In both Africa and Northern Quebec, Dr. Julien found communities that worked with their doctors to support patient care. With the Inuit, he encouraged the community to speak as openly about sexual abuse as it did about physical injury and illness. Both experiences inspired him as he returned to Montreal in the early 1990s.

“I decided I was going to do a different type of medicine,” he says.

He didn’t have an office, but he had a bicycle and he became the travelling paediatrician, visiting his young patients in their homes, giving him a better view of the social supports.

With the help of a benefactor, who provided him with two properties across the street from each other in Mercier-Hochelaga-Maisonneuve, Dr. Julien founded the Assistance d’enfants en difficulté (Assistance for Children in Difficulty), and the Fondation du Dr Julien (Dr. Julien Foundation), to fund the health centre. He started to work directly with the community.

He now sees 3,000 children a year, and is either responsible for or oversees their direct, ongoing care. There are numerous volunteers and benefactors that support his vision and his work.

The closest to his heart is his wife who helped him see how closely related social paediatrics was to the rights of every child.
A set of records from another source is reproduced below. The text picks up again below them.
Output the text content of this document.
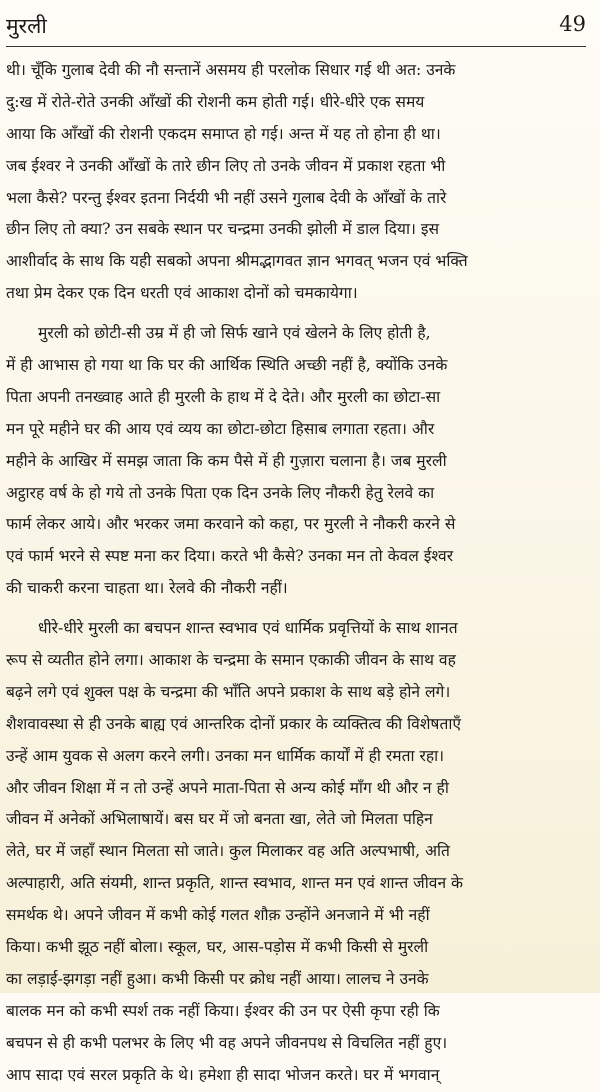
मुरली	49
थी। चूँकि गुलाब देवी की नौ सन्तानें असमय ही परलोक सिधार गई थी अत: उनके
दु:ख में रोते-रोते उनकी आँखों की रोशनी कम होती गई। धीरे-धीरे एक समय
आया कि आँखों की रोशनी एकदम समाप्त हो गई। अन्त में यह तो होना ही था।
जब ईश्वर ने उनकी आँखों के तारे छीन लिए तो उनके जीवन में प्रकाश रहता भी
भला कैसे? परन्तु ईश्वर इतना निर्दयी भी नहीं उसने गुलाब देवी के आँखों के तारे
छीन लिए तो क्या? उन सबके स्थान पर चन्द्रमा उनकी झोली में डाल दिया। इस
आशीर्वाद के साथ कि यही सबको अपना श्रीमद्भागवत ज्ञान भगवत् भजन एवं भक्ति
तथा प्रेम देकर एक दिन धरती एवं आकाश दोनों को चमकायेगा।
मुरली को छोटी-सी उम्र में ही जो सिर्फ खाने एवं खेलने के लिए होती है,
में ही आभास हो गया था कि घर की आर्थिक स्थिति अच्छी नहीं है, क्योंकि उनके
पिता अपनी तनख्वाह आते ही मुरली के हाथ में दे देते। और मुरली का छोटा-सा
मन पूरे महीने घर की आय एवं व्यय का छोटा-छोटा हिसाब लगाता रहता। और
महीने के आखिर में समझ जाता कि कम पैसे में ही गुज़ारा चलाना है। जब मुरली
अट्ठारह वर्ष के हो गये तो उनके पिता एक दिन उनके लिए नौकरी हेतु रेलवे का
फार्म लेकर आये। और भरकर जमा करवाने को कहा, पर मुरली ने नौकरी करने से
एवं फार्म भरने से स्पष्ट मना कर दिया। करते भी कैसे? उनका मन तो केवल ईश्वर
की चाकरी करना चाहता था। रेलवे की नौकरी नहीं।
धीरे-धीरे मुरली का बचपन शान्त स्वभाव एवं धार्मिक प्रवृत्तियों के साथ शानत
रूप से व्यतीत होने लगा। आकाश के चन्द्रमा के समान एकाकी जीवन के साथ वह
बढ़ने लगे एवं शुक्ल पक्ष के चन्द्रमा की भाँति अपने प्रकाश के साथ बड़े होने लगे।
शैशवावस्था से ही उनके बाह्य एवं आन्तरिक दोनों प्रकार के व्यक्तित्व की विशेषताएँ
उन्हें आम युवक से अलग करने लगी। उनका मन धार्मिक कार्यों में ही रमता रहा।
और जीवन शिक्षा में न तो उन्हें अपने माता-पिता से अन्य कोई माँग थी और न ही
जीवन में अनेकों अभिलाषायें। बस घर में जो बनता खा, लेते जो मिलता पहिन
लेते, घर में जहाँ स्थान मिलता सो जाते। कुल मिलाकर वह अति अल्पभाषी, अति
अल्पाहारी, अति संयमी, शान्त प्रकृति, शान्त स्वभाव, शान्त मन एवं शान्त जीवन के
समर्थक थे। अपने जीवन में कभी कोई गलत शौक़ उन्होंने अनजाने में भी नहीं
किया। कभी झूठ नहीं बोला। स्कूल, घर, आस-पड़ोस में कभी किसी से मुरली
का लड़ाई-झगड़ा नहीं हुआ। कभी किसी पर क्रोध नहीं आया। लालच ने उनके
बालक मन को कभी स्पर्श तक नहीं किया। ईश्वर की उन पर ऐसी कृपा रही कि
बचपन से ही कभी पलभर के लिए भी वह अपने जीवनपथ से विचलित नहीं हुए।
आप सादा एवं सरल प्रकृति के थे। हमेशा ही सादा भोजन करते। घर में भगवान्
Together, they work to apply the Convention on the Rights of the child to those 3,000 children he sees annually.

“It’s a medicine about proximity. That’s different. It’s exactly what was in my wildest dreams.”

Patience and persistence are absolutely vital to his work. In one case, Dr. Julien waited seven years for a patient to confide in him that she was being sexually abused. In another, he went to court for a patient as a medical expert. His testimony helped prevent the DPJ (Direction de la protection de la jeunesse) from taking away her baby.
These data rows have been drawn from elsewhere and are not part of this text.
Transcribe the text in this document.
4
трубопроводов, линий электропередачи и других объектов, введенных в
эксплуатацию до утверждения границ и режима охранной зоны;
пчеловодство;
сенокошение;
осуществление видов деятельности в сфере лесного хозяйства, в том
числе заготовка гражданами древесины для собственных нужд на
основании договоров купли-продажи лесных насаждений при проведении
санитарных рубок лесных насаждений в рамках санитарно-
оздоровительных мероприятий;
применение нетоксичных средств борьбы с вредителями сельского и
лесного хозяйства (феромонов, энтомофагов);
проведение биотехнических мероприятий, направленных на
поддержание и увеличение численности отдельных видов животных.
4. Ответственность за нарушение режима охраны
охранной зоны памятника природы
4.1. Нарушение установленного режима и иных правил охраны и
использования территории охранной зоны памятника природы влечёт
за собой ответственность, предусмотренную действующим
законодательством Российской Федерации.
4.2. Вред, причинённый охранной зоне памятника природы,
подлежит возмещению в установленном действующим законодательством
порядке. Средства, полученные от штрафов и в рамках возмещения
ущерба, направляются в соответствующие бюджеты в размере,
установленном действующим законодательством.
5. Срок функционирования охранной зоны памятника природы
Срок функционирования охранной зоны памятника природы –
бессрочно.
“I was proud to be able to get real justice for someone who was extremely excluded from mainstream society.”

Dr. Julien’s somewhat bohemian approach to medicine has had its detractors. It’s only in recent years, that social pediatrics has received recognition – both from governments and from Dr. Julien’s own peers.

He’s been practicing medicine for more than 40 years, but he’s not giving it up anytime soon. “It’s the best work. I don’t want to let it go. All my colleagues already retired a long time ago. That’s not for me.”

Along with sculpture, Dr. Julien copes and finds inspiration through his patients. The children’s stories – be it a simple letter or their ongoing healing process – motivate him every day.

“The children give back to me enormously.”

Dr. Julien works to give his patients hope and a second family – though never to replace a child’s original family.

This hope comes from a combination of protection and opportunity. Defending a child, Dr. Julien believes, comes not from removing them from their current life, but from preserving and developing their existing security – family, friends, language, and schooling. He provides support to these children “like I was their father, or grandfather.”

He now has many people watching and listening to this holistic brand of social paediatrics, and it’s slowly being tried in other regions in the country, and in the US.

“We’re in the process of giving another face to medicine.”

“We work on a lot of hope.”

“Addressing the health and wellness of a child includes protecting that child by honouring their rights to identity, to speak their language, to their connection with family, to be educated in their community with their friends. It’s all about rights.”

“You have to understand people but the system judges so quickly. When you are excluded, you lose everything. We need to change that.”